PET(4)-06-11 p7a

P-04-325 Funding for People with a Learning Disability to Access Mainstream post-16 Education

Petition wording

We call upon the National Assembly for Wales to urge the Welsh Assembly Government to increase funding for people with a learning disability to access mainstream post-16 education.

Link to the petition:http://senedd.assemblywales.org/mgIssueHistoryHome.aspx?IId=1016&Opt=0

Petition raised by:Mencap Cymru

Number of signatures: 45 signatures.

Supporting information:
This petition serves to follow up to the Minister for Children, Education and Lifelong Learning’s statement of the 23rd November 2010, in which he pledged to increase funding that would enable SEN pupils to access mainstream, post-16 education.

The petitioners would wish to know what progress has been made in achieving this aim. The commitment to substantially increase the funding for access to mainstream education is to be strongly welcomed.

Mencap Cymru has been made aware however of at least two examples, from different areas of Wales, where young people with a learning disability have been told that they will not be able to access mainstream post-16 education due to a lack of funding. In these examples, both would be accessing said education this coming academic year (September 2011) and the decision has been made by the Local Education Authority.

Mencap Cymru also supports the principle behind the removal of statements of SEN in favour of individual development plans for people up to the age of 25.

This represents a move towards more person centred service delivery in education policy.

Worthy of mention however is that stringent monitoring of this new system needs to be in place at the time of implementation. This will ensure that the policy shift is not seen as a mechanism to exclude large numbers of people who are currently in receipt of a vital service.
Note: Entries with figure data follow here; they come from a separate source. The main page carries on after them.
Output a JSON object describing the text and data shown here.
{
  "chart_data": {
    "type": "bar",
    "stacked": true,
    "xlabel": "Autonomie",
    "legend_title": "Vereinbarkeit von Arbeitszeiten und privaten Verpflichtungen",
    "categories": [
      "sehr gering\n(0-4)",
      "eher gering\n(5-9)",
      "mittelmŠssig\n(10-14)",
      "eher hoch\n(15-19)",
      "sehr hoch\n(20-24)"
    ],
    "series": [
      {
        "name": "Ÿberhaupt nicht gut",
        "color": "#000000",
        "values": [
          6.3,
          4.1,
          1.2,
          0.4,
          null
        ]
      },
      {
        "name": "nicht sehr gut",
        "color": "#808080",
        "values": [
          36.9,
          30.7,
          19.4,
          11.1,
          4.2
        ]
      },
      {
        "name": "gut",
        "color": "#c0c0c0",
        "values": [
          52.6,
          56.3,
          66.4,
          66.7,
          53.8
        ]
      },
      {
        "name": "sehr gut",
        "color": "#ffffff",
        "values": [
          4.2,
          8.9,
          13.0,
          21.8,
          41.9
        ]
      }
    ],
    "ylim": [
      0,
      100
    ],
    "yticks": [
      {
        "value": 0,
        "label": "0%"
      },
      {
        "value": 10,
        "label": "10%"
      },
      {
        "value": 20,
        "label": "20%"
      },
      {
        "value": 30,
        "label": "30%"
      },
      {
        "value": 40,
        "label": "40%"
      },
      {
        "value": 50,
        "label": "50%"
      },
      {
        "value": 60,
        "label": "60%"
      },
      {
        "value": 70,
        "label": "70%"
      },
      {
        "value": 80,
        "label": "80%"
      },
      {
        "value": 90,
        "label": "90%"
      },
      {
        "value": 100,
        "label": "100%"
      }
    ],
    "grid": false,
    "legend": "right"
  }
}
Mencap Cymru believes that with the right interventions and support, the majority of people with a learning disability can access mainstream education. This is a distinctly different principle to integration whereby young people with a learning disability are granted access to slightly modified education services. Full inclusion is where all barriers to access have been removed in line with the social model of disability.

Much research and work has been done by the Alliance for Inclusive Education on the benefits of inclusivity. The benefits extend beyond pupils with a learning disability having person centred education. They also serve to introduce the notion of diversity into the classroom, ingratiating disabled pupils to their non-disabled peers. Further implementation of the policy of inclusion at a school stage will serve to promote inclusion in wider society in adult life.